(Kap dochka) Khorosh gus'

Robert A. Rothstein rar at SLAVIC.UMASS.EDU
Mon Jan 8 02:04:48 UTC 2007


Jules Levin wrote:
> I wonder what the origin is?
> Consider a German (actually I know it from Yiddish) 'ganz gut', which 
> means both
> 'quite good' and 'the goose [is] good...'
> Could the Russian have originated in some cross-language joke?
    The dictionary _Russkaia frazeologiia. Istoriko-etimologicheskii 
slovar'_, compiled by Birikh, Mokienko and Stepanova (3rd. ed., 2005) 
suggests the following: "Blagodaria tomu, chto gus' v bukval'nom smysle 
vykhodit iz vody sukhim (voda skatyvaetsia s ego per'ev), slovo _gus'_ 
priobrelo perenosnoe znachenie 'lovkii, plutovatyi chelovek, proidokha'. 

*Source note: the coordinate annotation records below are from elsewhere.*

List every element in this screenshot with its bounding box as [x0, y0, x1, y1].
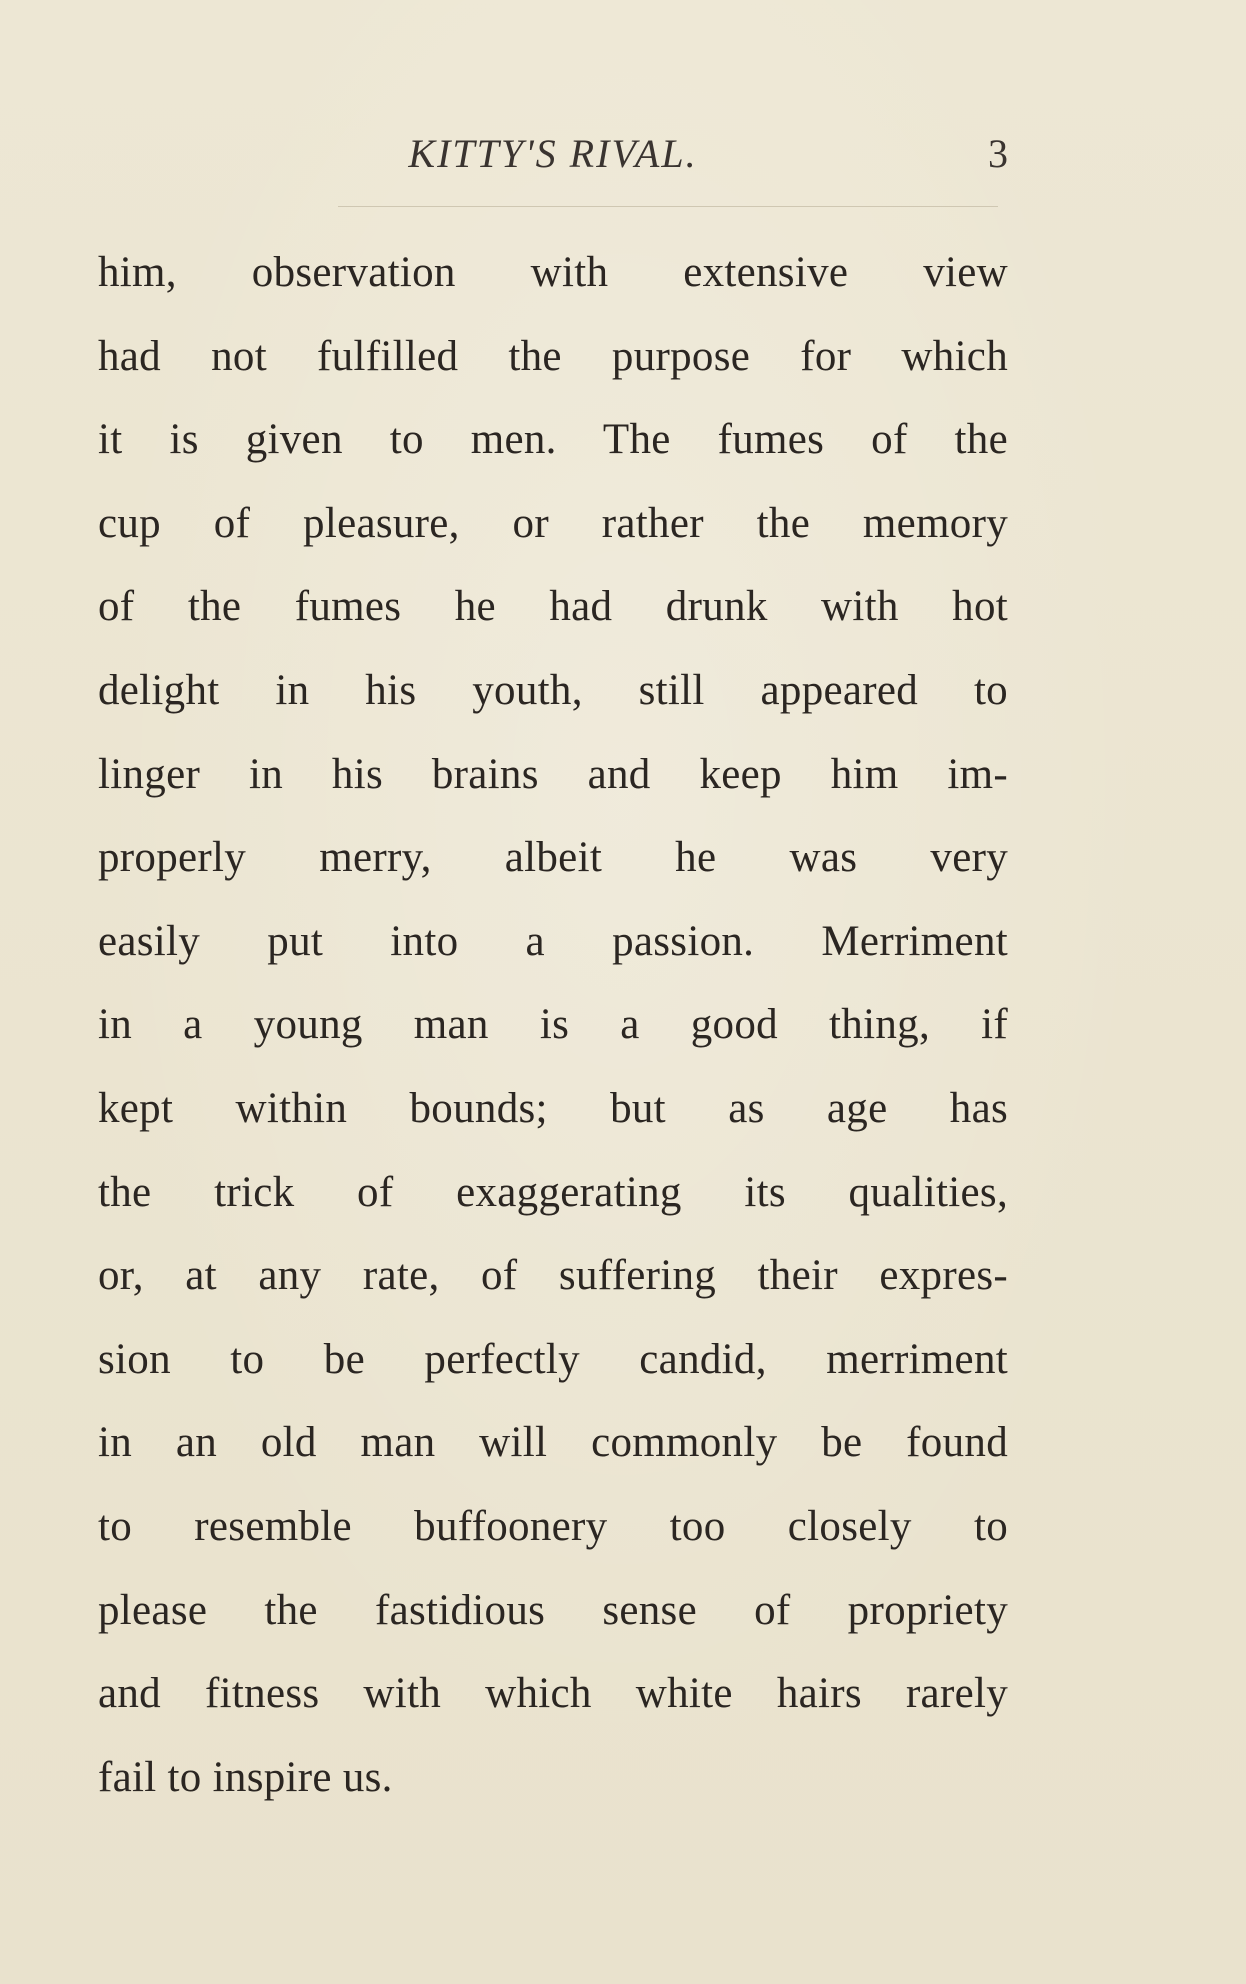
- text-line: had not fulfilled the purpose for which: [98, 332, 1008, 380]
- running-title: KITTY'S RIVAL.: [408, 131, 698, 176]
- text-line: delight in his youth, still appeared to: [98, 666, 1008, 714]
- body-text: [98, 238, 1008, 1826]
- text-line: please the fastidious sense of propriety: [98, 1586, 1008, 1634]
- text-line: in a young man is a good thing, if: [98, 1001, 1008, 1049]
- text-line: cup of pleasure, or rather the memory: [98, 499, 1008, 547]
- text-line: of the fumes he had drunk with hot: [98, 583, 1008, 631]
- text-line: it is given to men. The fumes of the: [98, 416, 1008, 464]
- text-line: to resemble buffoonery too closely to: [98, 1502, 1008, 1550]
- text-line: sion to be perfectly candid, merriment: [98, 1335, 1008, 1383]
- text-line: properly merry, albeit he was very: [98, 834, 1008, 882]
- text-line: kept within bounds; but as age has: [98, 1084, 1008, 1132]
- text-line: linger in his brains and keep him im-: [98, 750, 1008, 798]
- header-rule: [338, 206, 998, 207]
- text-line-last: fail to inspire us.: [98, 1753, 393, 1801]
- text-line: or, at any rate, of suffering their expres-: [98, 1252, 1008, 1300]
- text-line: easily put into a passion. Merriment: [98, 917, 1008, 965]
- page-number: 3: [988, 131, 1008, 176]
- text-line: and fitness with which white hairs rarely: [98, 1670, 1008, 1718]
- running-head: [98, 126, 1008, 182]
- text-line: him, observation with extensive view: [98, 249, 1008, 296]
- text-line: the trick of exaggerating its qualities,: [98, 1168, 1008, 1216]
- text-line: in an old man will commonly be found: [98, 1419, 1008, 1467]
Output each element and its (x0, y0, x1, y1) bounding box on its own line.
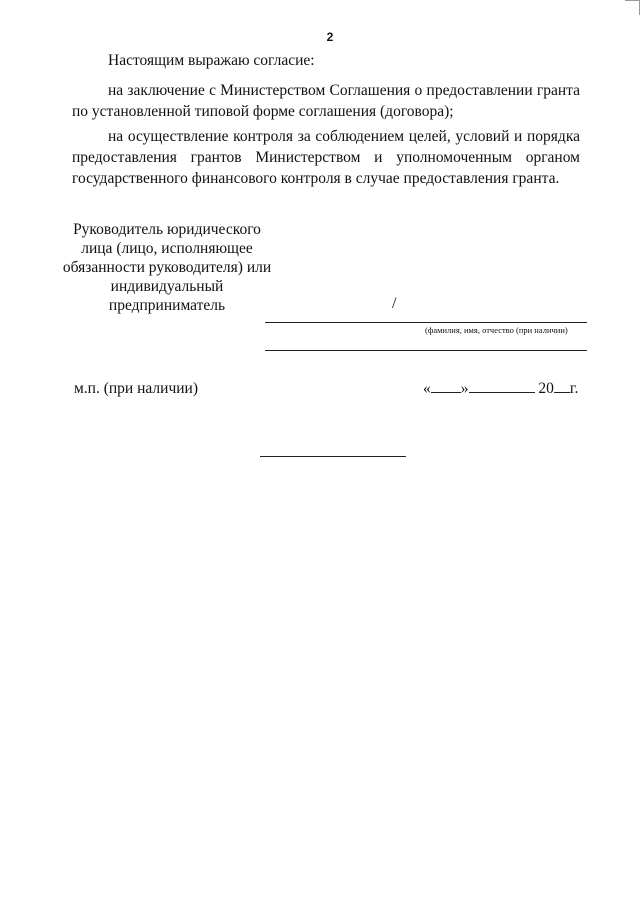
year-suffix: г. (569, 380, 579, 397)
second-signature-line (265, 350, 587, 351)
scan-corner-mark (625, 0, 640, 15)
month-blank (469, 380, 535, 393)
date-close-quote: » (460, 380, 469, 397)
agreement-paragraph: на заключение с Министерством Соглашения о предоставлении гранта по установленной типовой форме соглашения (договора); (72, 82, 580, 120)
year-prefix: 20 (538, 380, 554, 397)
signature-separator: / (392, 295, 397, 312)
page-number: 2 (326, 30, 334, 44)
intro-paragraph: Настоящим выражаю согласие: (108, 52, 315, 69)
signer-label: Руководитель юридического лица (лицо, исполняющее обязанности руководителя) или индивидуальный предприниматель (62, 221, 272, 314)
fio-caption: (фамилия, имя, отчество (при наличии) (425, 325, 568, 335)
date-field (423, 380, 578, 398)
bottom-rule (260, 456, 406, 457)
day-blank (431, 380, 461, 393)
year-blank (554, 380, 570, 393)
stamp-label: м.п. (при наличии) (74, 380, 198, 397)
date-open-quote: « (423, 380, 431, 397)
control-paragraph: на осуществление контроля за соблюдением целей, условий и порядка предоставления грантов Министерством и уполномоченным органом государственного финансового контроля в случае предоставления гранта. (72, 128, 580, 187)
signature-line (265, 322, 587, 323)
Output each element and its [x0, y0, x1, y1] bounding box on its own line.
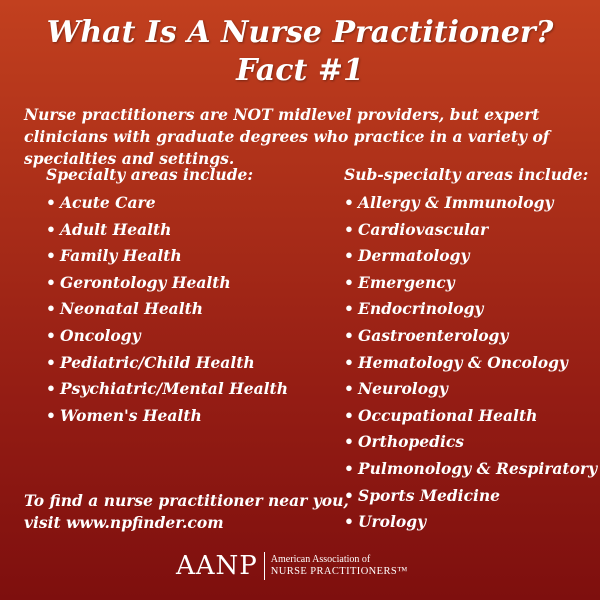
logo-text: [271, 554, 408, 578]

Eto znachenie realizuetsia v slovosochetaniiach: _Nu i gus'! Khorosh 
gus'!" (p. 172).
    The phrase "v bukval'nom smysle" is an allusion to the proverbial 
comparison (in Russian, Polish and elsewhere) "kak s gusia voda," the 
English equivalent of which is "like water off a duck's back."
    Jules Levin's Yiddish example is part of a bit of joking dialog: If 
someone says (in Yiddish) "gants gut" (quite good/well), which is 
homonymous (in some, but not all, Yiddish dialects) with "gandz gut," 
the comeback line is "kachke nokh beser" (a duck [is] even better).